Improving HONO Simulations and Evaluating its Impacts on Secondary Pollution in the Yangtze River Delta Region, China

Secondary air pollution, especially ozone (O₃) and secondary aerosols, are emerging air quality challenges confronting China. Nitrous acid (HONO), as the predominant source of hydroxyl radicals (OH), are acknowledged to be essential for secondary pollution. However, HONO concentrations are usually underestimated by current air quality models due to the inadequate representations of its sources. In the present study, we revised the Weather Research and Forecasting & Chemistry (WRF-Chem) model by incorporating additional HONO sources, including primary emissions, photo-/dark oxidation of NO_x, heterogeneous uptake of NO₂ on surfaces, and nitrate photolysis.

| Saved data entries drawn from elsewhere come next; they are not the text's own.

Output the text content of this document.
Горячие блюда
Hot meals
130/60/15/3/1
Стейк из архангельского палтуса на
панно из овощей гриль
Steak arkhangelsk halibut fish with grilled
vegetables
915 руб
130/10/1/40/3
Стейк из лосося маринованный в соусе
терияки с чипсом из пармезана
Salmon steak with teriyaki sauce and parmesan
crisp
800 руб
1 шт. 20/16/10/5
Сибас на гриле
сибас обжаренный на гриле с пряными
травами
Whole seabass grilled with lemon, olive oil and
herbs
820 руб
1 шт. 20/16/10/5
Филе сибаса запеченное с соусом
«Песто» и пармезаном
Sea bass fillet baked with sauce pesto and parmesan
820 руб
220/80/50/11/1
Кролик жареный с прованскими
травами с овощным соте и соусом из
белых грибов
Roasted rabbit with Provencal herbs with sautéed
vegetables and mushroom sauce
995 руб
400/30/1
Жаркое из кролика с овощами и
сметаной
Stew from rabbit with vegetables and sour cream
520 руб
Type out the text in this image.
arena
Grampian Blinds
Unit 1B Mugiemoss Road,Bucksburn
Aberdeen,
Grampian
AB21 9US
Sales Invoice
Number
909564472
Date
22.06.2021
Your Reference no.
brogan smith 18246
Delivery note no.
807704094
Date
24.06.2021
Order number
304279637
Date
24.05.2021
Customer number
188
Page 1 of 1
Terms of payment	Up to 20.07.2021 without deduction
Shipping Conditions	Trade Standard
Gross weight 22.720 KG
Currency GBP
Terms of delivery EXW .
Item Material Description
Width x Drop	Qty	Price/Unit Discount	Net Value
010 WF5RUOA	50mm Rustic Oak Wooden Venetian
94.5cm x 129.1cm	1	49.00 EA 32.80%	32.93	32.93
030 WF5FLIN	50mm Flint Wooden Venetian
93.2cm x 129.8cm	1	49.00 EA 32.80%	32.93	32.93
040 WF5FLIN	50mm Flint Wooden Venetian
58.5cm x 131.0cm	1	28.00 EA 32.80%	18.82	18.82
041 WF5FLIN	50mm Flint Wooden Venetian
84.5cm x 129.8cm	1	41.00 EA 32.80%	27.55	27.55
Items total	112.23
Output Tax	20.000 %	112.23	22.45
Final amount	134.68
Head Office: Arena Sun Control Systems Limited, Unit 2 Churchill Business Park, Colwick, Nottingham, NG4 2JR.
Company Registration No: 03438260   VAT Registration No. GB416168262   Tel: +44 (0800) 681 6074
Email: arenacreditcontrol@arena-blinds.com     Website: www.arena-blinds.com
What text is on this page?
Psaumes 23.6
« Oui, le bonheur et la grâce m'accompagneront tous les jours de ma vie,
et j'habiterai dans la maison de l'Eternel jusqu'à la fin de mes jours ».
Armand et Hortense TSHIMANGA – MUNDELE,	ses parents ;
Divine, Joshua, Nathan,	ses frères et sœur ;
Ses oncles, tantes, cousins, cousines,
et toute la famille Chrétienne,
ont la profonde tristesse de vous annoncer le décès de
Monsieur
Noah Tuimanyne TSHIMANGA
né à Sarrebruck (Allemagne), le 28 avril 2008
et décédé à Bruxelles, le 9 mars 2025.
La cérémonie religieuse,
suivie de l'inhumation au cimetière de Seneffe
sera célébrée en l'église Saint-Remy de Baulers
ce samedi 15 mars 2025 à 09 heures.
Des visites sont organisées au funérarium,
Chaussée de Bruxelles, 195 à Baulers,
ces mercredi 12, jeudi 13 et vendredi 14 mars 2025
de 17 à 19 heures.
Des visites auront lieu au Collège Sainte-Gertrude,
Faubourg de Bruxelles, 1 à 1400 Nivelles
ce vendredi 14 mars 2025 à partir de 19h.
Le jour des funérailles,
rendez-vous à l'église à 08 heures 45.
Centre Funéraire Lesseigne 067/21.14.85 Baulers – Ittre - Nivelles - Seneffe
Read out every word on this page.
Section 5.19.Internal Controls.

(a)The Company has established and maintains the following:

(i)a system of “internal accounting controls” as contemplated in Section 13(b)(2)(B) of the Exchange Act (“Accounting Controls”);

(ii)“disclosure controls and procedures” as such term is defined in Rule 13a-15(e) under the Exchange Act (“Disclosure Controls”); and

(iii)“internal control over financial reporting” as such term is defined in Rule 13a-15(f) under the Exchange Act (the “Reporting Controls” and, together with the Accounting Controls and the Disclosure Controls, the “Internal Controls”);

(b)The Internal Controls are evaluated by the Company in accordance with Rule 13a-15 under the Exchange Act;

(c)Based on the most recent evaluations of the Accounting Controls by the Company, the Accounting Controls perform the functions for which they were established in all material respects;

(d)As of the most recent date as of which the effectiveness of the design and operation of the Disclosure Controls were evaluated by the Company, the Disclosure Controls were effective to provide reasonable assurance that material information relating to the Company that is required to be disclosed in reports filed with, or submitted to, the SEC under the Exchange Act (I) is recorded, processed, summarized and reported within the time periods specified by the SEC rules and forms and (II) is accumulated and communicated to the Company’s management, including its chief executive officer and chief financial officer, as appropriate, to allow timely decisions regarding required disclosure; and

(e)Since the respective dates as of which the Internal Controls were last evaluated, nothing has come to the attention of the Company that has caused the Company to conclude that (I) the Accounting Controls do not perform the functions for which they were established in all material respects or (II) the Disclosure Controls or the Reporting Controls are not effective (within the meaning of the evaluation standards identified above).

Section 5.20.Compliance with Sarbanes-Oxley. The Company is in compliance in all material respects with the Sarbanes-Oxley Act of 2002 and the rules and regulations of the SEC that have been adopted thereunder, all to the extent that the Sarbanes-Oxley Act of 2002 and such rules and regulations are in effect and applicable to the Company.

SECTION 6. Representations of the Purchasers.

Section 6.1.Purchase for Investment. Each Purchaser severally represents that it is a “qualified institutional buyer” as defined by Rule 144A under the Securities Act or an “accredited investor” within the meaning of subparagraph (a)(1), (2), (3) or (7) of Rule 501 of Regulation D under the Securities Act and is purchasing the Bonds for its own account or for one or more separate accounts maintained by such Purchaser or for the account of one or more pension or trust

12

By combining in-situ measurements in the Yangtze River Delta (YRD) region, we found the improved model show much better performance on HONO simulation and is capable of reproducing observed high concentrations. The source-oriented method is employed to quantitatively understand the relative importance of various processes, which showed that heterogeneous NO₂ uptake on the ground surface was the major contributor to HONO formation in urban areas. Comparatively, photo-oxidation of NO_x is a main contributor in rural areas. The introduction of multiple sources of HONO led to an apparent increase in OH and hydroperoxyl (HO₂) radicals. The promoted HO₂ levels further increased diurnal O₃ concentration by 4.5–12.9 ppb, while secondary inorganic and organic concentrations were also increased by 14–32% during a typical secondary pollution event. The improved description of HONO emission and formation in the model substantially narrowed the gaps between simulations and observations, highlighting the great importance in understanding and numerical representations of HONO in secondary pollution study.